Mais, quelques années auparavant, la polémique a également nourri sa réflexion. Chesterton a notamment débattu avec Robert Blatchford, entre le 27 mars 1903 et le 23 décembre 1904. C’est un échange important également, car il permet au futur auteur d’Orthodoxie de préciser sa pensée. Rationaliste et socialiste, Blatchford était également rédacteur en chef du Clarion et auteur d’un manifeste, God and My Neighbour, sorte de Credo rationaliste.
Il propose en 1903 à tous ceux qui ne partagent pas sa vision de s’exprimer dans les colonnes de son journal. Dans son article du 27 mars 1903, Blatchford cite un article de Chesterton du 14 mars, The return of the Angels, paru dans le Daily News. C’est un superbe article de Chesterton dans lequel il énonce dès la première ligne qu’il vise à provoquer et à polémiquer. Tout son raisonnement est bâti sur le fait que la méthode moderne s’appuie sur la théorie de l’hypothèse. Si celle-ci est vérifiée, alors la probabilité d’une vérité se fait jour. Avec beaucoup d’amusement, Chesterton retourne la méthode moderne contre la modernité en montrant que la croyance en un monde spirituel a toujours existé et que cette permanence, si l’on suit la méthode moderne, tend à montrer qu’il s’agit bien d’une réalité. Les paysans croient aux fées conclue-t-il. « Le rationalisme est une maladie des villes, comme le problème de logement. Tout ceci, bien sûr, n’est que suggestif, mais c’est très suggestif. Le phénomène ne prouve pas la religion ; mais la religion explique le phénomène… (…). par le rejet du rationalisme, le monde devient soudainement raisonnable. »

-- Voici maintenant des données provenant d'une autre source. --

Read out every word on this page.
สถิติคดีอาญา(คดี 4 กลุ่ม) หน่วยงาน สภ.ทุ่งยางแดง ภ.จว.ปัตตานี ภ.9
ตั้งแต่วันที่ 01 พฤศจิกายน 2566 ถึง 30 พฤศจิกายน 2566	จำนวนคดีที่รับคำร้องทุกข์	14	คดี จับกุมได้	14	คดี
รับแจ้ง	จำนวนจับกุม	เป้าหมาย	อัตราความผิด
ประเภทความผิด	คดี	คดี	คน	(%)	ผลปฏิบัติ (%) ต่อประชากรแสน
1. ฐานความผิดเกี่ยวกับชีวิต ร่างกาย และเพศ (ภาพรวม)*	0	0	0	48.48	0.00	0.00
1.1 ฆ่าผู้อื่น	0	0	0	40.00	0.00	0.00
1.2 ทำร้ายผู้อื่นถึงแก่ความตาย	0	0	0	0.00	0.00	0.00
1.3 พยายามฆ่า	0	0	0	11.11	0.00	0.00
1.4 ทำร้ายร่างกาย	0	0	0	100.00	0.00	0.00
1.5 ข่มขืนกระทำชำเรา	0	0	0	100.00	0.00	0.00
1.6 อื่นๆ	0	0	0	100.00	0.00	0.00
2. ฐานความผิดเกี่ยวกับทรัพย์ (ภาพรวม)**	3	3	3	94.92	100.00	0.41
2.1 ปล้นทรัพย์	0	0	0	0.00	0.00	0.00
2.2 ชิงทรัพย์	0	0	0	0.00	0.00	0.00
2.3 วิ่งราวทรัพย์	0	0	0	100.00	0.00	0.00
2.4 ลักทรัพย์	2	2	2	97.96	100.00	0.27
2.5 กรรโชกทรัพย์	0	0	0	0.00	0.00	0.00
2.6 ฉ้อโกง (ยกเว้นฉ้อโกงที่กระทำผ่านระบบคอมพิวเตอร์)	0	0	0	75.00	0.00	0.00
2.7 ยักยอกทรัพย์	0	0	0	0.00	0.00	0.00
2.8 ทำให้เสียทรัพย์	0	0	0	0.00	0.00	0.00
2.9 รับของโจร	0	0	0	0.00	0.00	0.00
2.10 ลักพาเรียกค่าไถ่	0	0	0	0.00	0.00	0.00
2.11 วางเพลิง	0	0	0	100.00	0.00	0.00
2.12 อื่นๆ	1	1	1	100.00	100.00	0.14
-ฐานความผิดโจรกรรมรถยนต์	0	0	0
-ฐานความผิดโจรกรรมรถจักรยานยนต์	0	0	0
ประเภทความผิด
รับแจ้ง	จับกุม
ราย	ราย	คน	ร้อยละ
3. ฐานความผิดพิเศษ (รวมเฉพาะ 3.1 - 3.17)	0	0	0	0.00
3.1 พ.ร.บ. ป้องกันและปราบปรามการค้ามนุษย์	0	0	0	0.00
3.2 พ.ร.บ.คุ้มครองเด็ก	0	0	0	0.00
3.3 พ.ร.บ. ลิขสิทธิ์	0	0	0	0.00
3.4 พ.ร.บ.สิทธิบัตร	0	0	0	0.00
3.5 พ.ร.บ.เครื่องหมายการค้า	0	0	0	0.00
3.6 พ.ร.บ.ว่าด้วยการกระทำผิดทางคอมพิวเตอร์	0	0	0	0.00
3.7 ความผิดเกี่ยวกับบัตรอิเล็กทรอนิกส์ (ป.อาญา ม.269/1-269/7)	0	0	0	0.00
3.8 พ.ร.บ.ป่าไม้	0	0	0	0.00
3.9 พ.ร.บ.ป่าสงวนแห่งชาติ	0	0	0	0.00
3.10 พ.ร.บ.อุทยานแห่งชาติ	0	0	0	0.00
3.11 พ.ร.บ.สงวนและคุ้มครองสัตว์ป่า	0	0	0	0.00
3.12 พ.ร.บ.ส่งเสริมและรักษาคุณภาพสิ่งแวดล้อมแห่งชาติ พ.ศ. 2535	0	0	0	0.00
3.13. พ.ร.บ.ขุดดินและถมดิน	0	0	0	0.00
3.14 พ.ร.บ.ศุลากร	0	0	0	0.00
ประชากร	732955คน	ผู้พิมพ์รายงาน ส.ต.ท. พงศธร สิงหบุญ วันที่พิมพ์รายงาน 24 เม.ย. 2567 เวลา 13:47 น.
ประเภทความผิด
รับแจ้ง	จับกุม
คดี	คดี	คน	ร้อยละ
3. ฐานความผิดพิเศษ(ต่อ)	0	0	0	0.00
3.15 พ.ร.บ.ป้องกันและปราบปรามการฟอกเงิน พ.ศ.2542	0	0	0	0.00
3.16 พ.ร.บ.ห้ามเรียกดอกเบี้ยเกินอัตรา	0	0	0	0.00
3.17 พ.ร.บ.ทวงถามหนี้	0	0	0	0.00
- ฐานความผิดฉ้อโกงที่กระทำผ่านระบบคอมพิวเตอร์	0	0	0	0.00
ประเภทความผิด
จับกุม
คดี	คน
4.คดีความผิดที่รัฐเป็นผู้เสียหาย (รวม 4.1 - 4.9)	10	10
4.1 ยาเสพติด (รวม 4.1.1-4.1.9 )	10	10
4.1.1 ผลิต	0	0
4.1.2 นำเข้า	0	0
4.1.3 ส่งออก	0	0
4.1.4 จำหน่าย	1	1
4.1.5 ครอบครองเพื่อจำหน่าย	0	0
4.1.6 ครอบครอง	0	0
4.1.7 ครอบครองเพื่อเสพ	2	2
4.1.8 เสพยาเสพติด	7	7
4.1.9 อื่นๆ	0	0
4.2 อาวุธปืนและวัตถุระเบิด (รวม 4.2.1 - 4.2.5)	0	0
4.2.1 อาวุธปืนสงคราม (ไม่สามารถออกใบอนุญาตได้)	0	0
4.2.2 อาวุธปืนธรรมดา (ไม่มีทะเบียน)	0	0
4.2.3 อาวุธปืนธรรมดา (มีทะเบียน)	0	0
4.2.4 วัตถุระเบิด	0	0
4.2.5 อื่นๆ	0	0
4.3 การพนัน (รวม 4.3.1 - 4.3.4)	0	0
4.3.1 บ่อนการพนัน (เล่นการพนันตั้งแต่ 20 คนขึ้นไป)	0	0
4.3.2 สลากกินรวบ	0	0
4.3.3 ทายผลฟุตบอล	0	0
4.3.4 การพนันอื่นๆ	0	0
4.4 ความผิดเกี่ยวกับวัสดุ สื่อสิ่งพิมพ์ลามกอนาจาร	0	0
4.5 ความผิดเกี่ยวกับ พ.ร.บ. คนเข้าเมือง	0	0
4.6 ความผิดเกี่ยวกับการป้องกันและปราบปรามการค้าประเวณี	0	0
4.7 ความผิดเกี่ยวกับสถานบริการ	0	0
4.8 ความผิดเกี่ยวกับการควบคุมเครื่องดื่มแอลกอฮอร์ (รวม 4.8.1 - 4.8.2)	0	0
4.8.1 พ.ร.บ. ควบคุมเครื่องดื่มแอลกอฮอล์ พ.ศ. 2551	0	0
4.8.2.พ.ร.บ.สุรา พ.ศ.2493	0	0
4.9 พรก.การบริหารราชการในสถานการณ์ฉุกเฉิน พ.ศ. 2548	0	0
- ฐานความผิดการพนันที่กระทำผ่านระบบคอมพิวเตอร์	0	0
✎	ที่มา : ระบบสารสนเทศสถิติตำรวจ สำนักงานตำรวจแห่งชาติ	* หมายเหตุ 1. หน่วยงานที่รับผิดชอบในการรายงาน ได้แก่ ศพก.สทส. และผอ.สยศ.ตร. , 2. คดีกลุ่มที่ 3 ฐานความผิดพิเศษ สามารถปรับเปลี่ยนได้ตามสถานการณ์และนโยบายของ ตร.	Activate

En réaction à cet article, Blatchford pose donc quatre questions à GKC : 1°) Etes-vous chrétien ? 2°) Que signifie le christianisme ? 3°) Que croyez-vous ? 4°) Pourquoi croyez-vous ? Quatre questions importantes car elles vont obliger Chesterton à préciser les choses, même si le débat va vite se concentrer autour du déterminisme. Elles forment de toute façon comme l’armature de ce que sera Orthodoxie. Chesterton répondra dans le Daily News. On retrouvera surtout Robert Blatchford évoqué dans Orthodoxie (cinq fois au total), dès le chapitre III (Le suicide de la pensée) :
« M. Blatchford attaque le christianisme parce que M. Blatchford a la monomanie d’une seule vertu chrétienne, d’une charité purement mystique et presque irrationnelle. Il a une idée étrange : c’est qu’il rendra plus facile le pardon des péchés en disant qu’il n’y a point de péchés à pardonner. Non seulement M. Blatchford est un chrétien des premiers âges mais c’est le seul chrétien de cette époque qui aurait dû être mangé par les lions. Dans son cas, en effet, l’accusation païenne se justifie : sa pitié n’est pas autre chose que de l’anarchie. »
Chesterton dénonce également, en Robert Blatchford, la croyance, qu’il avoue avoir partagé aussi, de la ressemblance entre le christianisme et le bouddhisme. C’est au chapitre VIII (Le roman de l’Orthodoxie) :
Ces ressemblances sont « de deux sortes : des ressemblances qui ne signifient rien parce qu’elles sont communes à toute l’humanité et des ressemblances qui n’en sont pas du tout. (…) C’est ainsi qu’il donne comme un exemple des plus saillants que le Christ et Bouddha furent appelés par la voix divine venant du ciel, comme si l’on pouvait s’attendre à ce que cette voix sortit de la cave à charbon. » Dans le même chapitre, il s’en prend encore à Robert Blatchford à propos des conséquences de sa négation du péché originel :
« M. Blatchford s’est avancé, comme un ordinaire briseur de Bible, pour prouver qu’Adam était innocent du péché contre Dieu ; en manœuvrant ainsi, il admettait, seule issue de son raisonnement, que tous les tyrans, de Néron au roi Léopold furent innocents de tout péché contre l’humanité. »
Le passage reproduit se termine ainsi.